Researchers have found inflammation linked to the painful joint condition plays an important role in triggering Alzheimer's, the deadly brain disease.
The inflammation boosts production of toxic cells in the brain called plaques.
Now, experts believe drugs for arthritis could also be used to treat dementia, the Daily Express reported.
"With this link, we have a new path to potentially identifying and attacking this horrible disease," said leader of the research, Dr Douglas Golenbock from the University of Massachusetts Medical School.
One expert even said the evidence could lead to the "Holy Grail" in the study of the disease.
"As current treatments merely stabilise the condition, finding ways to stop the physical causes building up in the first place is the Holy Grail for researchers," Jess Smith, of the Alzheimer's Society, said.
"We've known for years that the plaques associated with Alzheimer's were surrounded by microglia, the resident immune cell of the central nervous system. What we didn't know was what role, if any, inflammation played in the progression of the disease," Golenbock said.
The study found that an immune process in the body sparks the production of a protein called interleukin-1 beta (IL-1B).

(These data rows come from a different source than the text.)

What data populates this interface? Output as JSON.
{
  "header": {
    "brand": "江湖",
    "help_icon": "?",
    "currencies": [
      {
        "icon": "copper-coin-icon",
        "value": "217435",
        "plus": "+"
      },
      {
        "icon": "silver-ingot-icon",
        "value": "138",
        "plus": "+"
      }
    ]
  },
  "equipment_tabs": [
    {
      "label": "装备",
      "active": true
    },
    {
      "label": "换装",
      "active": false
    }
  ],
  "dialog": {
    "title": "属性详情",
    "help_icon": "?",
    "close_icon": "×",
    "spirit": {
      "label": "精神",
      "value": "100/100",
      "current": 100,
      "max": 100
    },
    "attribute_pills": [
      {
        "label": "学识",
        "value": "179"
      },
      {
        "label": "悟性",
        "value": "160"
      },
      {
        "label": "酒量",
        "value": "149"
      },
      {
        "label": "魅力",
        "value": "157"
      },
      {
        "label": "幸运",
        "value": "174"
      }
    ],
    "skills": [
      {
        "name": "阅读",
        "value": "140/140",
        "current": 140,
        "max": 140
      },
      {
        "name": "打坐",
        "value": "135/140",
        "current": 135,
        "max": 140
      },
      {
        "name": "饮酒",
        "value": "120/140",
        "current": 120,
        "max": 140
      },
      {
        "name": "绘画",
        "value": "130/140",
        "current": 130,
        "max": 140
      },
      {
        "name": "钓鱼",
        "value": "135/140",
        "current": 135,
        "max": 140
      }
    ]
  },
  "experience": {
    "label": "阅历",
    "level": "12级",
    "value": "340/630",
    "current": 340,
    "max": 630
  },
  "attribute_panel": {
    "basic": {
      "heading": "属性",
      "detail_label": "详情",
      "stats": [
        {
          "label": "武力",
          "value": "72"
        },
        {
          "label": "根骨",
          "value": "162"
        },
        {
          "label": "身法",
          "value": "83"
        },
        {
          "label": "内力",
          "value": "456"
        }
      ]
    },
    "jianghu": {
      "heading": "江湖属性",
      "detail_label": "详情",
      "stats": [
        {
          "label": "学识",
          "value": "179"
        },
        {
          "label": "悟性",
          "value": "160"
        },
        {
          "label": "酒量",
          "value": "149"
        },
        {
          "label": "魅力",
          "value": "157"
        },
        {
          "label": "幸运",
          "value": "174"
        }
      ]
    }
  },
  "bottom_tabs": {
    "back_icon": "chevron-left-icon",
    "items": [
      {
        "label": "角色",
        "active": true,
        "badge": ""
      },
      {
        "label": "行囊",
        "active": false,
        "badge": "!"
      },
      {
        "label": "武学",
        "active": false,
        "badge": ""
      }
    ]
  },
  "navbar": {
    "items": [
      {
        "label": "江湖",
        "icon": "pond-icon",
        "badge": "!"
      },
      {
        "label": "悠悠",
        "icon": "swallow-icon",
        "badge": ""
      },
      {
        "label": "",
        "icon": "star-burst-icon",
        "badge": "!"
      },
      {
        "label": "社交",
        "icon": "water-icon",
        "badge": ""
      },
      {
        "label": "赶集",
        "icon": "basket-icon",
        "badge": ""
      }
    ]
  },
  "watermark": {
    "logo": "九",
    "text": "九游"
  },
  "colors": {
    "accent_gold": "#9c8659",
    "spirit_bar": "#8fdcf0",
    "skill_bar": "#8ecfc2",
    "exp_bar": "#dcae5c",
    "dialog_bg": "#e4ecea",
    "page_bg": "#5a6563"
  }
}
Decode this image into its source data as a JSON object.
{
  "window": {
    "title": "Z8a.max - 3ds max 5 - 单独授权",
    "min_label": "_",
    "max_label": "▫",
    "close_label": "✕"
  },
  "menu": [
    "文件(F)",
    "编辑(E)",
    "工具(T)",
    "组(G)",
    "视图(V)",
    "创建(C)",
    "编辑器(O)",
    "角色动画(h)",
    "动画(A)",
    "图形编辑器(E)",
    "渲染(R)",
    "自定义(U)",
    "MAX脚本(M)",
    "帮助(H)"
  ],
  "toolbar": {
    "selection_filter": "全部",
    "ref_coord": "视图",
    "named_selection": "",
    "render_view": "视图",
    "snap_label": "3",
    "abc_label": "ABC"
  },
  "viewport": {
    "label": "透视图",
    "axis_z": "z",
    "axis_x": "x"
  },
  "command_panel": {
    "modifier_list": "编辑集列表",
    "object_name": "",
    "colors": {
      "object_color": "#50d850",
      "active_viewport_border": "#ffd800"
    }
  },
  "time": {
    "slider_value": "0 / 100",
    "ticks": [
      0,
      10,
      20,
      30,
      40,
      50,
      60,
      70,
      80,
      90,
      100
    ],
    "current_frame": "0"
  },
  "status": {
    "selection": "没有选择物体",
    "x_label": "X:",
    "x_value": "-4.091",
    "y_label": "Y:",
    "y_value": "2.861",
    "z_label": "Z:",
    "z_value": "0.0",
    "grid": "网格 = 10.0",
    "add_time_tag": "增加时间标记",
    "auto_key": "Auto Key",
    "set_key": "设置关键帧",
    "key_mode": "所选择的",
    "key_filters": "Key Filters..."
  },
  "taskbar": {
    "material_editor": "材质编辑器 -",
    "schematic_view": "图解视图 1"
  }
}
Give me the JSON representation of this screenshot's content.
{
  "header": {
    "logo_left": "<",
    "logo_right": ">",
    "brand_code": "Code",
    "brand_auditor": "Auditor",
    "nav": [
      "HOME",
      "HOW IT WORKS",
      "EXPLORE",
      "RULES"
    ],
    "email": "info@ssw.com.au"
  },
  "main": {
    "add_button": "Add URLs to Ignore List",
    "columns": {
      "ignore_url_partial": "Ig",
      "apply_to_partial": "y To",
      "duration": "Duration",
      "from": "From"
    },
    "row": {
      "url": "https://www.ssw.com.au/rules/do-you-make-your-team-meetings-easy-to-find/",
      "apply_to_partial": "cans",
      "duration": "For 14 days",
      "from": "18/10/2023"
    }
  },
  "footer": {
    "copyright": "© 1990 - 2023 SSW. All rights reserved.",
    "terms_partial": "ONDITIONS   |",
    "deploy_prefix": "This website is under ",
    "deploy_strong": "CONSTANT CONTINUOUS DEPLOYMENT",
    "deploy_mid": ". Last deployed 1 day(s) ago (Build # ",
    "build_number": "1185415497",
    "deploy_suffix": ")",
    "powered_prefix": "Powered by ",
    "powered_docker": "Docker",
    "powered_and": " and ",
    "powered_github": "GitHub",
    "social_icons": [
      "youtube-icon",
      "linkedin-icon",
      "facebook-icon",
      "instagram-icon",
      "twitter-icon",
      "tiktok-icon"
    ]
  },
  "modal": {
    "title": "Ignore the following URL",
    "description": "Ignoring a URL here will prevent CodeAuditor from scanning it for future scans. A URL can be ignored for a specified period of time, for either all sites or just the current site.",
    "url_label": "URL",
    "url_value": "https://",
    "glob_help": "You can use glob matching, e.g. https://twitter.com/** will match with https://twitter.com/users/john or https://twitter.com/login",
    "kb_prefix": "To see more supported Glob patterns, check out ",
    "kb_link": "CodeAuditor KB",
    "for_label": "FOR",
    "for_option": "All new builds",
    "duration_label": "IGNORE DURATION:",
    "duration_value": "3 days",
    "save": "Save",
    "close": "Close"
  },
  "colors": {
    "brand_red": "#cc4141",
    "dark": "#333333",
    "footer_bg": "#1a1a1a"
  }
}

This protein is involved in the body's defence against infection and has also been pinpointed as a drug target for rheumatoid arthritis - which occurs when the immune system attacks joints, causing pain and inflammation.
The study, published in the journal Nature, points to the possibility that drugs that disrupt the production of IL-1B, such as those for rheumatoid arthritis, may also benefit Alzheimer's patients.
Previously, brain inflammation in Alzheimer's sufferers was thought to be a side effect. But increasing scientific evidence suggests that it might be a primary cause, raising the possibility of fighting Alzheimer's with common anti-inflammatories such as aspirin and ibuprofen.
"The findings are still at an early stage but research into inflammation in Alzheimer's is an important area for the future," Dr Simon Ridley, of Alzheimer's Research UK, said.